Declaração de Margarita - Construindo a Integração Energética do Sul

Nós, os Chefes de Estado e de Governo da Argentina, Bolívia, Brasil, Chile, Colômbia, Equador, Guiana, Paraguai, Peru, Uruguai, Suriname e Venezuela, reunidos na cidade de Porlamar, Estado de Nova Esparta da República Bolivariana da Venezuela, no dia 17 de abril de 2007, conforme as conclusões e recomendações apresentadas por nossos ministros de Energia durante sua II Reunião, acordamos: Ratificar os princípios orientadores da integração energética regional reunidos na Declaração da I Reunião de Ministros de Energia da Comunidade Sul-Americana de Nações, de 26 de setembro de 2005, em Caracas, Venezuela, e na Declaração Presidencial sobre Integração Energética Sul-Americana, assinada no dia 9 de dezembro de 2006 em Cochabamba, Bolívia.
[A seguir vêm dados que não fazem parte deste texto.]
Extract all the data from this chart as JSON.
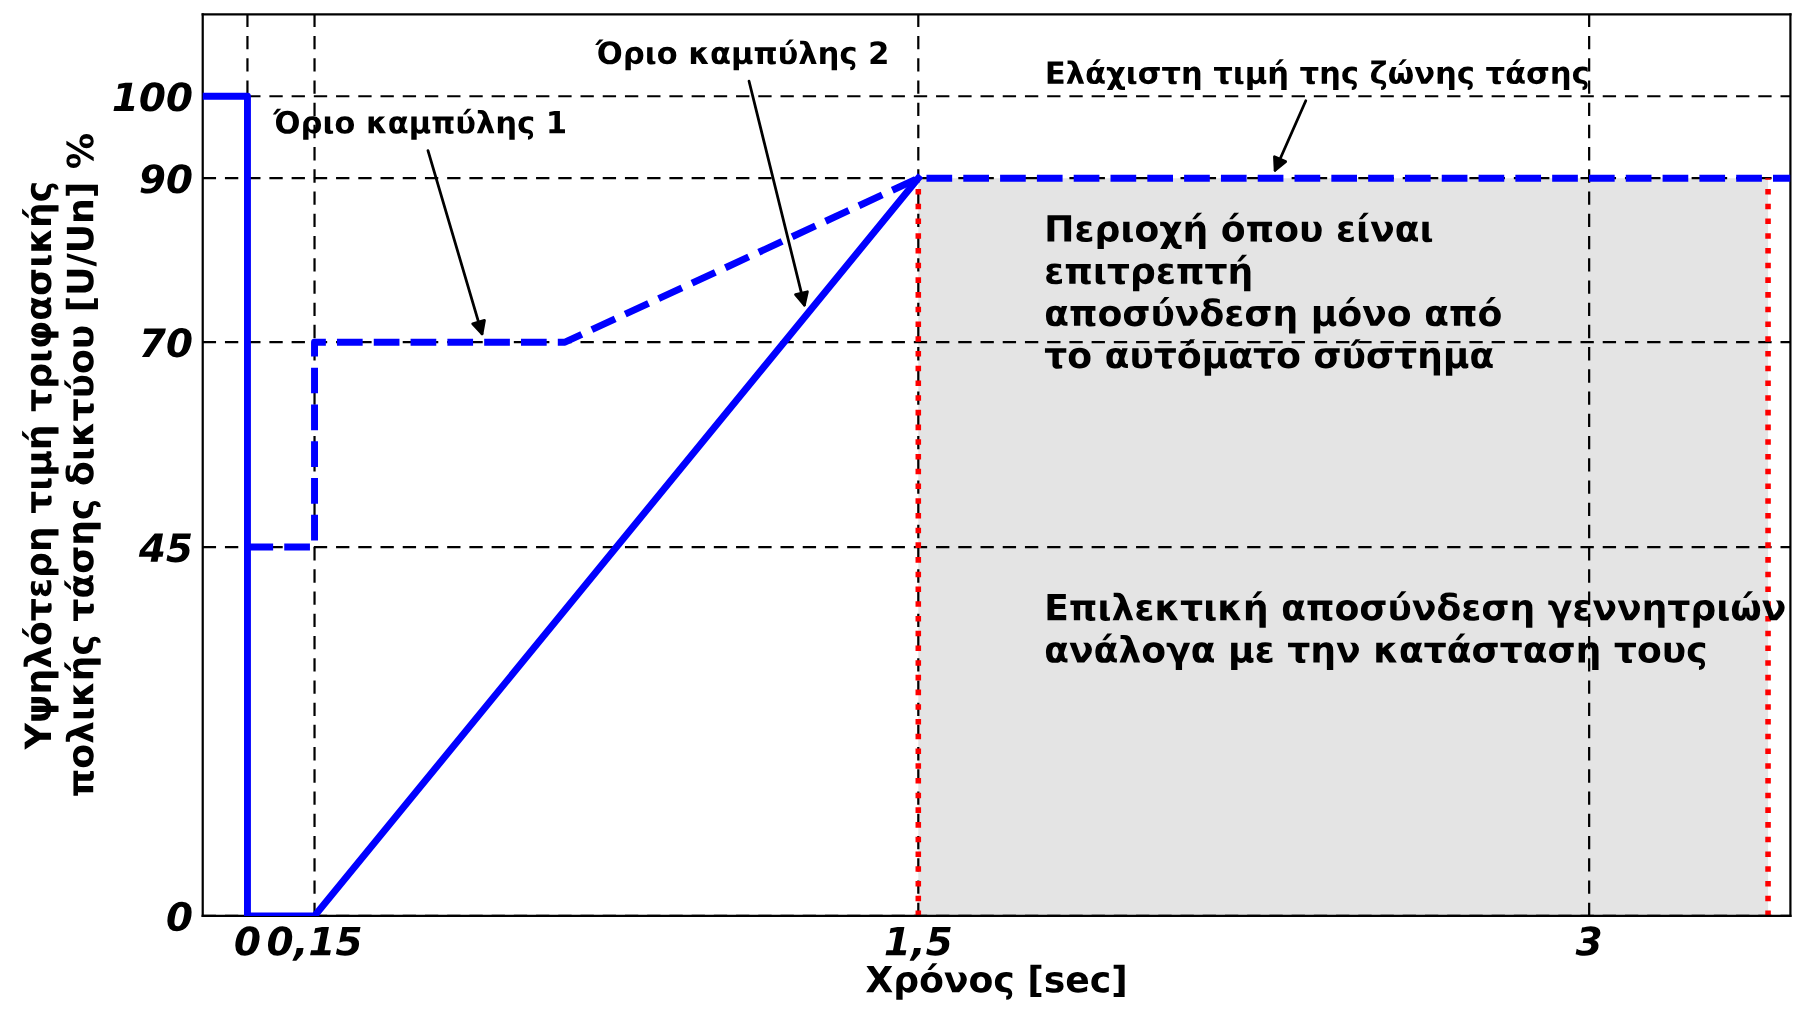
{
  "chart_data": {
    "type": "line",
    "xlabel": "Χρόνος [sec]",
    "ylabel": "Υψηλότερη τιμή τριφασικής\nπολικής τάσης δικτύου [U/Un] %",
    "series": [
      {
        "color": "#d9d9d9",
        "type": "area",
        "x": [
          1.5,
          3.4
        ],
        "values": [
          90,
          90
        ]
      },
      {
        "color": "#0000ff",
        "line_style": "solid",
        "x": [
          -0.1,
          0,
          0,
          0.15,
          1.5
        ],
        "values": [
          100,
          100,
          0,
          0,
          90
        ]
      },
      {
        "color": "#0000ff",
        "line_style": "dashed",
        "x": [
          0,
          0.15,
          0.15,
          0.71,
          1.5,
          3.45
        ],
        "values": [
          45,
          45,
          70,
          70,
          90,
          90
        ]
      }
    ],
    "xlim": [
      -0.1,
      3.45
    ],
    "ylim": [
      0,
      110
    ],
    "xticks": [
      0,
      {
        "value": 0.15,
        "label": "0,15"
      },
      {
        "value": 1.5,
        "label": "1,5"
      },
      3
    ],
    "yticks": [
      0,
      45,
      70,
      90,
      100
    ],
    "grid": true,
    "ref_lines": [
      {
        "axis": "x",
        "value": 1.5,
        "color": "#ff0000",
        "line_style": "dotted"
      },
      {
        "axis": "x",
        "value": 3.4,
        "color": "#ff0000",
        "line_style": "dotted"
      }
    ],
    "annotations": [
      {
        "text": "Όριο καμπύλης 1",
        "x": 0.53,
        "y": 70
      },
      {
        "text": "Όριο καμπύλης 2",
        "x": 1.25,
        "y": 73.5
      },
      {
        "text": "Ελάχιστη τιμή της ζώνης τάσης",
        "x": 2.29,
        "y": 90
      },
      "Περιοχή όπου είναι\nεπιτρεπτή\nαποσύνδεση μόνο από\nτο αυτόματο σύστημα",
      "Επιλεκτική αποσύνδεση γεννητριών\nανάλογα με την κατάσταση τους"
    ]
  }
}
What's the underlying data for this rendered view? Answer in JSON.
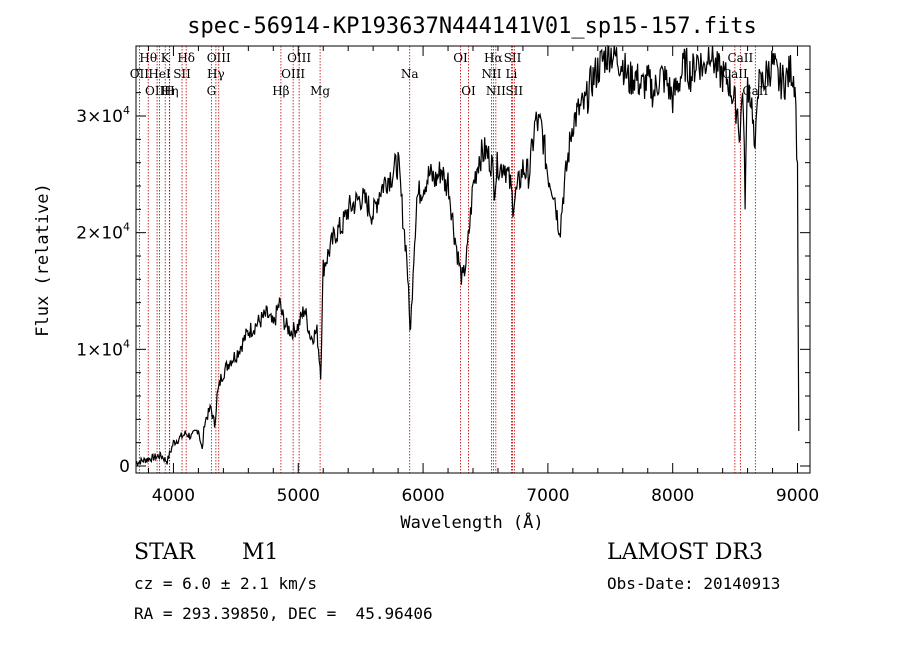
{
  "chart_data": {
    "type": "line",
    "title": "spec-56914-KP193637N444141V01_sp15-157.fits",
    "xlabel": "Wavelength (Å)",
    "ylabel": "Flux (relative)",
    "xlim": [
      3700,
      9100
    ],
    "ylim": [
      -600,
      36000
    ],
    "x_ticks": [
      4000,
      5000,
      6000,
      7000,
      8000,
      9000
    ],
    "y_ticks": [
      {
        "value": 0,
        "mant": "0",
        "exp": ""
      },
      {
        "value": 10000,
        "mant": "1×10",
        "exp": "4"
      },
      {
        "value": 20000,
        "mant": "2×10",
        "exp": "4"
      },
      {
        "value": 30000,
        "mant": "3×10",
        "exp": "4"
      }
    ],
    "series": [
      {
        "name": "spectrum",
        "x": [
          3700,
          3800,
          3900,
          3950,
          4000,
          4050,
          4100,
          4150,
          4200,
          4230,
          4250,
          4280,
          4300,
          4330,
          4350,
          4380,
          4400,
          4450,
          4500,
          4550,
          4600,
          4650,
          4700,
          4750,
          4800,
          4850,
          4870,
          4900,
          4950,
          5000,
          5050,
          5100,
          5150,
          5180,
          5200,
          5250,
          5300,
          5350,
          5400,
          5450,
          5500,
          5550,
          5600,
          5650,
          5700,
          5750,
          5800,
          5850,
          5870,
          5890,
          5900,
          5920,
          5950,
          6000,
          6050,
          6100,
          6150,
          6180,
          6200,
          6250,
          6300,
          6320,
          6350,
          6380,
          6400,
          6450,
          6500,
          6550,
          6570,
          6600,
          6620,
          6650,
          6700,
          6720,
          6750,
          6800,
          6850,
          6900,
          6950,
          7000,
          7050,
          7080,
          7100,
          7120,
          7150,
          7180,
          7200,
          7250,
          7300,
          7350,
          7400,
          7450,
          7500,
          7550,
          7600,
          7650,
          7700,
          7750,
          7800,
          7850,
          7900,
          7950,
          8000,
          8050,
          8100,
          8150,
          8200,
          8250,
          8300,
          8350,
          8400,
          8450,
          8500,
          8520,
          8540,
          8560,
          8580,
          8600,
          8620,
          8640,
          8660,
          8680,
          8700,
          8750,
          8800,
          8850,
          8900,
          8950,
          8980,
          9000,
          9010
        ],
        "y": [
          300,
          600,
          900,
          400,
          2000,
          2400,
          2800,
          2500,
          3200,
          1300,
          3800,
          4500,
          5000,
          3500,
          6000,
          7500,
          8000,
          9000,
          9500,
          10500,
          11500,
          12000,
          12500,
          13000,
          12000,
          14000,
          13000,
          12000,
          11500,
          12000,
          13500,
          11000,
          11500,
          8000,
          17000,
          18500,
          20000,
          20500,
          22000,
          22500,
          23000,
          22500,
          21500,
          23500,
          24500,
          25000,
          26000,
          20000,
          18000,
          13000,
          11500,
          17000,
          23000,
          24000,
          25000,
          24500,
          25500,
          24000,
          24500,
          20000,
          16500,
          16000,
          18000,
          21500,
          24000,
          26500,
          27000,
          26000,
          24000,
          26000,
          25500,
          26000,
          24000,
          22500,
          23500,
          25500,
          25000,
          29500,
          29000,
          25000,
          23500,
          21000,
          20500,
          23000,
          25500,
          28000,
          29500,
          30500,
          31000,
          33000,
          34000,
          35000,
          35500,
          35000,
          34500,
          33000,
          33500,
          32500,
          33000,
          32000,
          33500,
          33000,
          31500,
          33000,
          34500,
          33500,
          35000,
          34000,
          36000,
          34000,
          33500,
          33000,
          31000,
          30500,
          28000,
          33000,
          23000,
          33000,
          32000,
          30500,
          26000,
          33000,
          32500,
          33500,
          34500,
          33000,
          33000,
          34000,
          33000,
          25000,
          3000
        ]
      }
    ],
    "spectral_lines": [
      {
        "label": "Hθ",
        "wl": 3798,
        "row": 1
      },
      {
        "label": "OII",
        "wl": 3727,
        "row": 2
      },
      {
        "label": "OIII",
        "wl": 3869,
        "row": 3
      },
      {
        "label": "HeI",
        "wl": 3889,
        "row": 2
      },
      {
        "label": "K",
        "wl": 3934,
        "row": 1
      },
      {
        "label": "Hη",
        "wl": 3970,
        "row": 3
      },
      {
        "label": "SII",
        "wl": 4069,
        "row": 2
      },
      {
        "label": "H",
        "wl": 3968,
        "row": 3
      },
      {
        "label": "Hδ",
        "wl": 4102,
        "row": 1
      },
      {
        "label": "OIII",
        "wl": 4363,
        "row": 1
      },
      {
        "label": "Hγ",
        "wl": 4340,
        "row": 2
      },
      {
        "label": "G",
        "wl": 4304,
        "row": 3
      },
      {
        "label": "Hβ",
        "wl": 4861,
        "row": 3
      },
      {
        "label": "OIII",
        "wl": 5007,
        "row": 1
      },
      {
        "label": "OIII",
        "wl": 4959,
        "row": 2
      },
      {
        "label": "Mg",
        "wl": 5175,
        "row": 3
      },
      {
        "label": "Na",
        "wl": 5893,
        "row": 2
      },
      {
        "label": "OI",
        "wl": 6300,
        "row": 1
      },
      {
        "label": "OI",
        "wl": 6364,
        "row": 3
      },
      {
        "label": "Hα",
        "wl": 6563,
        "row": 1
      },
      {
        "label": "NII",
        "wl": 6548,
        "row": 2
      },
      {
        "label": "NII",
        "wl": 6583,
        "row": 3
      },
      {
        "label": "SII",
        "wl": 6717,
        "row": 1
      },
      {
        "label": "Li",
        "wl": 6708,
        "row": 2
      },
      {
        "label": "SII",
        "wl": 6731,
        "row": 3
      },
      {
        "label": "CaII",
        "wl": 8542,
        "row": 1
      },
      {
        "label": "CaII",
        "wl": 8498,
        "row": 2
      },
      {
        "label": "CaII",
        "wl": 8662,
        "row": 3
      }
    ]
  },
  "info": {
    "class": "STAR",
    "subclass": "M1",
    "survey": "LAMOST DR3",
    "cz": "cz = 6.0 ± 2.1 km/s",
    "obs_date": "Obs-Date: 20140913",
    "coords": "RA = 293.39850, DEC =  45.96406"
  },
  "colors": {
    "spectrum": "#000000",
    "line_marker": "#c00000",
    "axis": "#000000"
  }
}
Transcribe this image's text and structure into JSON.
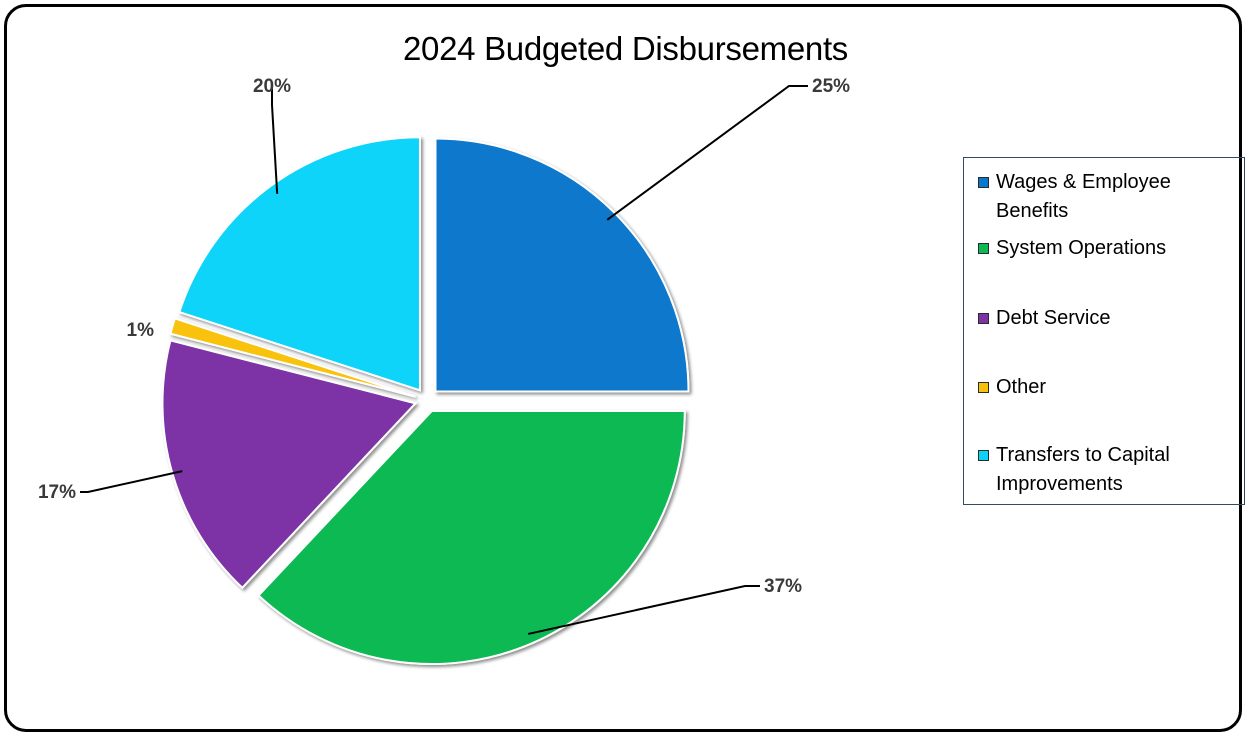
{
  "chart_data": {
    "type": "pie",
    "title": "2024 Budgeted Disbursements",
    "slices": [
      {
        "label": "Wages & Employee Benefits",
        "value": 25,
        "display": "25%",
        "color": "#0878cc"
      },
      {
        "label": "System Operations",
        "value": 37,
        "display": "37%",
        "color": "#0cb952"
      },
      {
        "label": "Debt Service",
        "value": 17,
        "display": "17%",
        "color": "#7d33a5"
      },
      {
        "label": "Other",
        "value": 1,
        "display": "1%",
        "color": "#f8c20c"
      },
      {
        "label": "Transfers to Capital Improvements",
        "value": 20,
        "display": "20%",
        "color": "#08d4f8"
      }
    ],
    "legend": {
      "position": "right",
      "items": [
        {
          "line1": "Wages & Employee",
          "line2": "Benefits"
        },
        {
          "line1": "System Operations",
          "line2": ""
        },
        {
          "line1": "Debt Service",
          "line2": ""
        },
        {
          "line1": "Other",
          "line2": ""
        },
        {
          "line1": "Transfers to Capital",
          "line2": "Improvements"
        }
      ]
    },
    "exploded": true
  }
}
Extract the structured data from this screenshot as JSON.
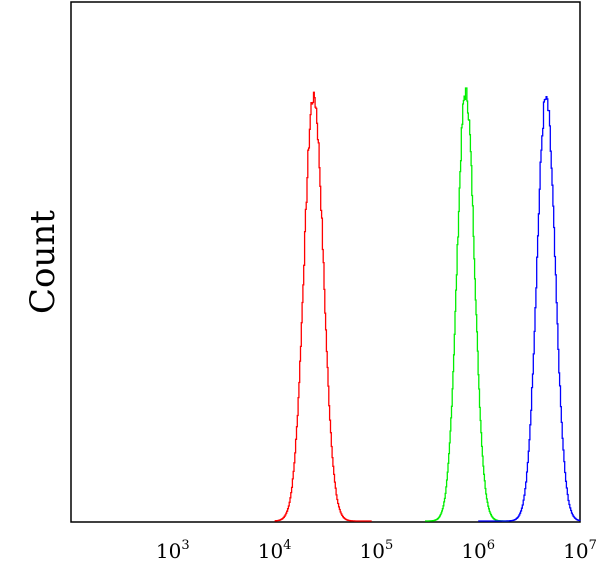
{
  "chart_data": {
    "type": "line",
    "title": "",
    "xlabel": "",
    "ylabel": "Count",
    "x_scale": "log",
    "xlim": [
      100,
      10000000
    ],
    "ylim": [
      0,
      1
    ],
    "grid": false,
    "legend": "none",
    "ticks": [
      {
        "base": "10",
        "exp": "3",
        "value": 1000
      },
      {
        "base": "10",
        "exp": "4",
        "value": 10000
      },
      {
        "base": "10",
        "exp": "5",
        "value": 100000
      },
      {
        "base": "10",
        "exp": "6",
        "value": 1000000
      },
      {
        "base": "10",
        "exp": "7",
        "value": 10000000
      }
    ],
    "series": [
      {
        "color": "#ff0000",
        "peak_x": 24000,
        "peak_y": 0.99,
        "x_from": 10000,
        "x_to": 90000,
        "sigma_log10": 0.095
      },
      {
        "color": "#00ee00",
        "peak_x": 750000,
        "peak_y": 1.0,
        "x_from": 300000,
        "x_to": 2000000,
        "sigma_log10": 0.085
      },
      {
        "color": "#0000ff",
        "peak_x": 4600000,
        "peak_y": 0.98,
        "x_from": 1000000,
        "x_to": 10000000,
        "sigma_log10": 0.09
      }
    ]
  }
}
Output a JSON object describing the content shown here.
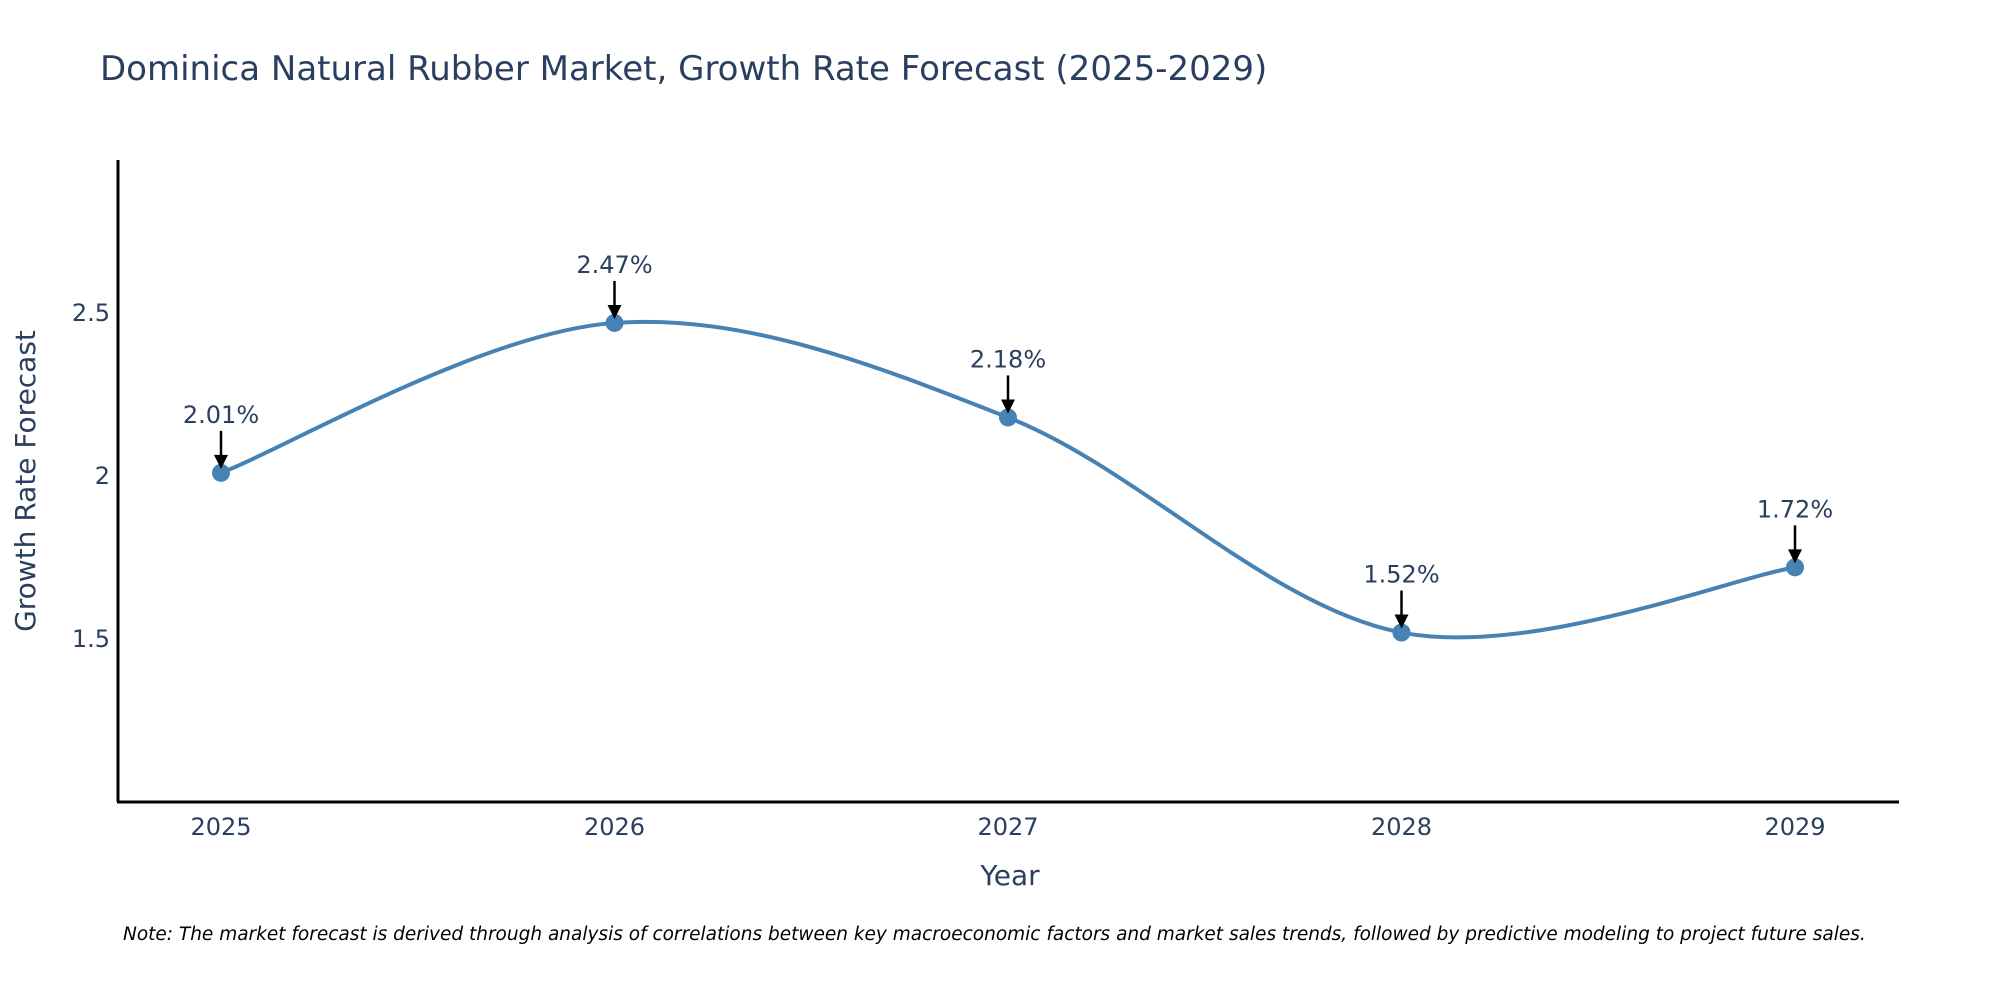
{
  "chart_data": {
    "type": "line",
    "title": "Dominica Natural Rubber Market, Growth Rate Forecast (2025-2029)",
    "xlabel": "Year",
    "ylabel": "Growth Rate Forecast",
    "categories": [
      "2025",
      "2026",
      "2027",
      "2028",
      "2029"
    ],
    "series": [
      {
        "name": "Growth Rate Forecast",
        "values": [
          2.01,
          2.47,
          2.18,
          1.52,
          1.72
        ],
        "labels": [
          "2.01%",
          "2.47%",
          "2.18%",
          "1.52%",
          "1.72%"
        ],
        "color": "#4682b4"
      }
    ],
    "ylim": [
      1.0,
      2.97
    ],
    "yticks": [
      1.5,
      2,
      2.5
    ],
    "ytick_labels": [
      "1.5",
      "2",
      "2.5"
    ],
    "grid": false,
    "line_shape": "spline"
  },
  "note": "Note: The market forecast is derived through analysis of correlations between key macroeconomic factors and market sales trends, followed by predictive modeling to project future sales.",
  "colors": {
    "text": "#2a3f5f",
    "axis": "#000000",
    "line": "#4682b4",
    "arrow": "#000000"
  }
}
Sublinhar que a integração energética da Comunidade Sul-Americana de Nações deve ser utilizada como uma ferramenta importante para promover o desenvolvimento social, econômico e a erradicação da pobreza. Nesse sentido, reiteramos o compromisso com a universalização do acesso à energia como um direito cidadão.

Fortalecer as relações existentes entre os países-membros da Comunidade Sul-Americana de Nações, com base no uso sustentável de seus recursos e potencialidades energéticas, aproveitando assim as complementaridades econômicas para diminuir as assimetrias existentes na região e avançar em direção à unidade sul-americana.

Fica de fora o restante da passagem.